In the 2003 comedy Looney Tunes: Back in Action, stuntman DJ Drake ( Brendan Fraser) looks through an embedded "X-ray" lens in a playing card — a queen of diamonds with Mona Lisa as Queen — to examine the original Mona Lisa at the Louvre, discovering a hidden map under the painting.

The titles of two episodes of The Simpsons were homophones of the painting's title ( Moaning Lisa and Moe'N'a Lisa, respectively).

One of the things that the dwarves in Time Bandits steal is the Mona Lisa.

In the video games Animal Crossing and Animal Crossing: Wild World, the Famous Painting depicts the Mona Lisa.

In the video game Max Payne there are twin characters named 'Mona' and 'Lisa'. 'Lisa' dies in the first game and 'Mona' is a main character in the sequel Max Payne 2: The Fall of Max Payne.

The Case of The Missing Masterpiece from the 1988-1989 animated series C.O.P.S. shows Big Boss sending his crooks out to steal the Mona Lisa so he can start his own stolen art collection with it. The C.O.P.S. team must put a stop to this caper and return the stolen painting back to where it belongs.

In "Looney Tunes: Back in Action" the video game, there exists a level called "The Louvre" and close inspection of the surroundings can reveal the Mona Lisa painting.

The time-travel card game Chrononauts features cards representing three versions of the Mona Lisa: The Real Thing, an Excellent Forgery, and an Obvious Forgery (which, in later versions of the game, sports a handlebar mustache).

You can find the Mona Lisa within the Disneyland attraction Pinocchio's Daring Journey.

A reproduction of the Mona Lisa was discovered painted onto a hillside near Newport, Oregon on August 15th, 2006. It was created by artist Samuel Clemens using a tarp stencil and water-based paint. Seattle Post-Intelligencer News Article

In the first episode of "Where on Earth is Carmen Sandiego?": "The Stolen Smile." Carmen Sandiego steals the smile right off the painting.. Also in the second episode of the first season of the game show, "Where in the World is Carmen Sandiego?", Vic the Slick steals the Mona Lisa. He saws it off, but Vic does the impossible roll-up as usual. In a mission in the "Where in Time is Carmen Sandiego/Carmen's Great Time Case" computer game, you help Leonardo Di Vinci to make the "Mona Lisa" model laugh.

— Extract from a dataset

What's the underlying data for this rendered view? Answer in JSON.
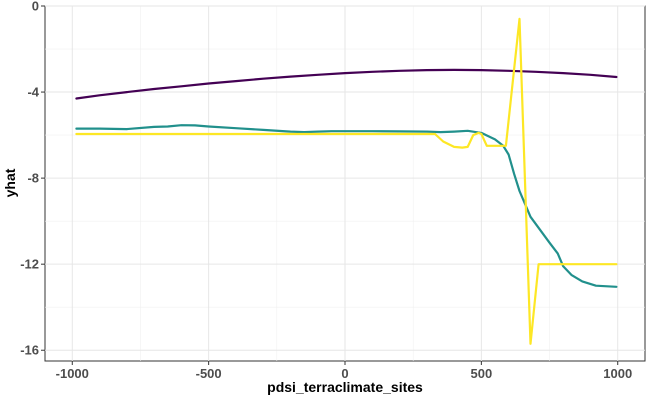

Parody and imitative versions of the Mona Lisa include a cow, gorilla, mouse, rabbit, and Miss Piggy as Mona Lisa .

In the 1985 the Garbage Pail Kids trading cards, created by Topps, had two parodies of the Mona Lisa. They were released in the 2nd Series - Card Number 67a was Phony Lisa, Card 67b was Mona Loser.

The 1998 movie Ever After starring Drew Barrymore included Leonardo da Vinci as the character of the "fairy godmother" to Barrymore's "Cinderella". The movie includes a scene where da Vinci has been robbed on his way to the castle and asks the Prince to save a painting taken by a gypsy. When the prince returns the painting to da Vinci, Leonardo shows the prince the painting, which is the Mona Lisa (on canvas).